You see, abuse in childhood speaks a lie to small people still developing their sense of self and place in the world. It tells them they are not valued and worthy of protection. It whispers the unspeakable – that they deserved this because of who they are. And what’s worse, they believe it. They believe it with every fiber of their being. So, when someone loves them, they steel themselves and remind their hearts that if we knew the truth, we would never treat them with kindness. And when we discipline them, they accept it as proof that their fundamental personhood is bad.
Therefore, I don’t think it takes a tremendous amount of imagination to guess at the ramifications that a disclosure creates. Namely, that the truth, which was so ugly and horrific that it couldn’t ever be shared but that now is openly seen, creates a compulsion to push and test and try the extent of the love and acceptance put forth by parents or caregivers to clearly define either: the previously adopted assumption i.e., I’m worthless because, look, as soon as they found out about my shame, they abandoned my emotional needs; or, a new relationship model i.e., I can trust them, because they continue to show me unconditional love even in the face of my shame.
Obviously, it’s not a fair model. None of us enjoys having our devotion tested over and over again. Likewise, none of us appreciates being told we don’t care because we didn’t jump through enough hoops. However, rejection is not simply a two-sided coin with only these two options.
There is another side that can wreak havoc in nearly irreparable ways.
Most of us know by experience, or at least by anecdote, that cornering a frightened animal will end badly. It doesn’t matter that the dog is a cherished family pet whose picture is included on the family-portrait wall. The animal senses danger and all ability to perceive their reality with accuracy flies out the window – along with any training or control. Children under duress act much the same way as your cornered pet. They lash out with intensity lacking any capability to accurately assess the truth of a given situation. However, like the dog bite to the face, the resulting pain from these attacks is incredibly real even while the threat was wholly imagined.

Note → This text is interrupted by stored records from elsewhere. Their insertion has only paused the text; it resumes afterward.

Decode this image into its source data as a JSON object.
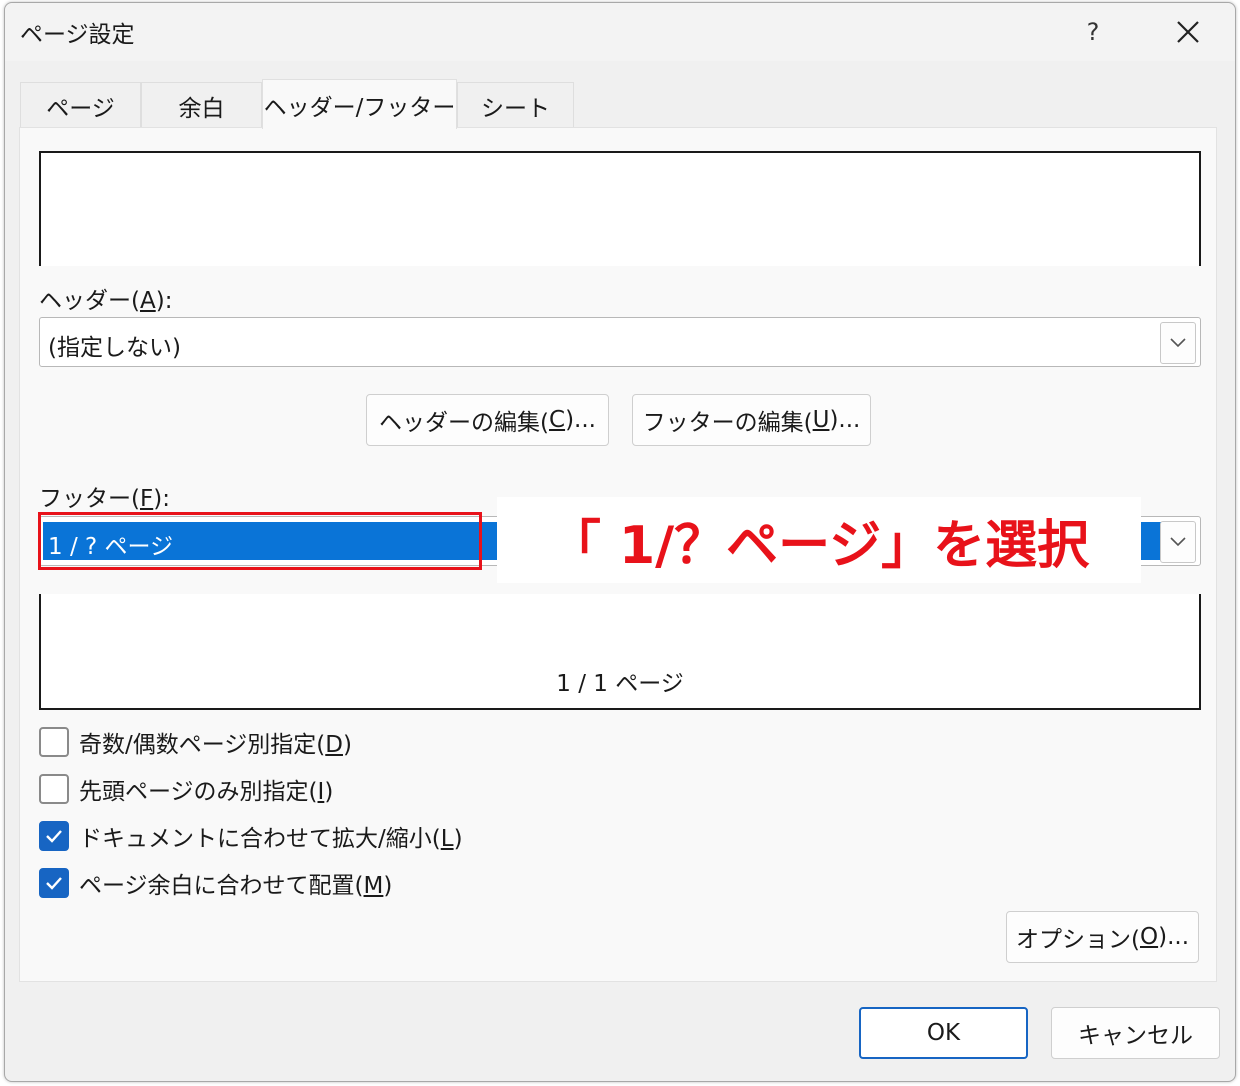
{
  "window": {
    "title": "ページ設定",
    "help_label": "?",
    "close_icon": "close-icon"
  },
  "tabs": [
    {
      "label": "ページ",
      "active": false
    },
    {
      "label": "余白",
      "active": false
    },
    {
      "label": "ヘッダー/フッター",
      "active": true
    },
    {
      "label": "シート",
      "active": false
    }
  ],
  "header": {
    "label_pre": "ヘッダー(",
    "label_key": "A",
    "label_post": "):",
    "selected_value": "(指定しない)"
  },
  "edit_buttons": {
    "header_edit_pre": "ヘッダーの編集(",
    "header_edit_key": "C",
    "header_edit_post": ")...",
    "footer_edit_pre": "フッターの編集(",
    "footer_edit_key": "U",
    "footer_edit_post": ")..."
  },
  "footer": {
    "label_pre": "フッター(",
    "label_key": "F",
    "label_post": "):",
    "selected_value": "1 / ? ページ",
    "preview_text": "1 / 1 ページ"
  },
  "options": [
    {
      "pre": "奇数/偶数ページ別指定(",
      "key": "D",
      "post": ")",
      "checked": false
    },
    {
      "pre": "先頭ページのみ別指定(",
      "key": "I",
      "post": ")",
      "checked": false
    },
    {
      "pre": "ドキュメントに合わせて拡大/縮小(",
      "key": "L",
      "post": ")",
      "checked": true
    },
    {
      "pre": "ページ余白に合わせて配置(",
      "key": "M",
      "post": ")",
      "checked": true
    }
  ],
  "options_button": {
    "pre": "オプション(",
    "key": "O",
    "post": ")..."
  },
  "footer_buttons": {
    "ok_label": "OK",
    "cancel_label": "キャンセル"
  },
  "annotation": {
    "callout_text": "「 1/？ページ」を選択",
    "color": "#e8121a"
  },
  "colors": {
    "selection": "#0a74d7",
    "checkbox_checked": "#1765c3"
  }
}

We learned of the lies Asher was spreading about us when he was going through the evaluation process for his disposition. I received the first call from his p.o. (probation officer). She apologized for the awkwardness of her question, but proceeded to say she needed some clarification on a few items our son was bringing to the attention of his evaluators. Then asked if I could, “provide an explanation or reason for why we would strip Asher naked and then lock him outside during the winter (by the way, it snows where we live) as a punishment.”
I was flabbergasted.
I barely remember the rest of the phone call. I spluttered through my incredulity and expressed shock that he would even insinuate something so horrific. During our intake interview with our assigned case manager/social worker, we were providing family background and again a question came up, because Asher purported that Joseph threw him down a flight of stairs. And even upon our first introduction to the group of boys Asher would live with at JCF (Juvenile Corrections Facility), we were confronted with one of Asher’s peers asking us if it was true that we forced Asher to leave our house at dawn and not return until sunset each day with only a bottle of water and his bike.

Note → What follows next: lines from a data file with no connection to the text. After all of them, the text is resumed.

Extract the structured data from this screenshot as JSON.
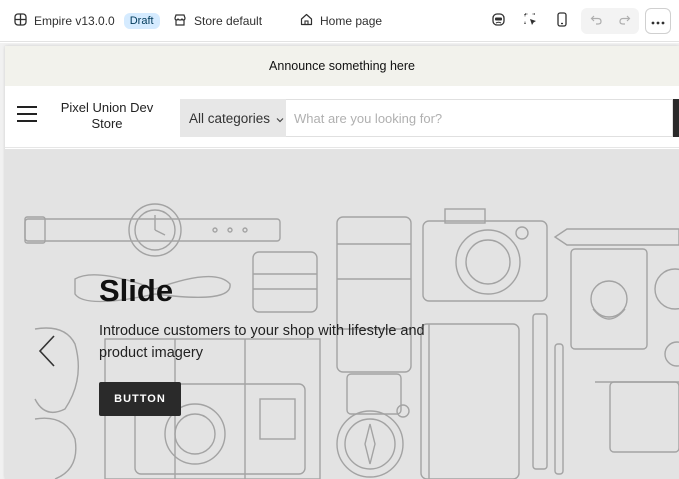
{
  "editor": {
    "theme_name": "Empire v13.0.0",
    "theme_status": "Draft",
    "store_context": "Store default",
    "page_selector": "Home page",
    "icons": {
      "theme": "theme-icon",
      "store": "store-icon",
      "home": "home-icon",
      "inspector": "inspector-icon",
      "select": "select-element-icon",
      "mobile": "mobile-preview-icon",
      "undo": "undo-icon",
      "redo": "redo-icon",
      "more": "more-icon"
    }
  },
  "storefront": {
    "announcement": "Announce something here",
    "store_name": "Pixel Union Dev Store",
    "search": {
      "category": "All categories",
      "placeholder": "What are you looking for?"
    },
    "slide": {
      "heading": "Slide",
      "text": "Introduce customers to your shop with lifestyle and product imagery",
      "button": "BUTTON"
    }
  },
  "colors": {
    "badge_bg": "#d5ebff",
    "announcement_bg": "#f2f2ec",
    "hero_bg": "#e3e3e3",
    "button_bg": "#2a2a2a"
  }
}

The idea that we would do any of these things to Asher is terrible, wholly fabricated, and deeply painful. And it isn’t fair to the untold numbers of boys in JCF who do come from abusive, dysfunctional homes where these are not just vicious lies spread to convey a message of rejection but a reality lived. However, these are the things Asher is using to communicate to us that he is angry. He is hurting inside and doesn’t know how to express himself. He doesn’t understand our ongoing pursuit of him and, quite honestly, it would be easier for him if we pushed him away and told him how unloved and unwanted he was. Then he could accept the “fact” that he is worthless and “prove” that he can’t be expected to act any better than his most base self.
But we do love him. And we do want him.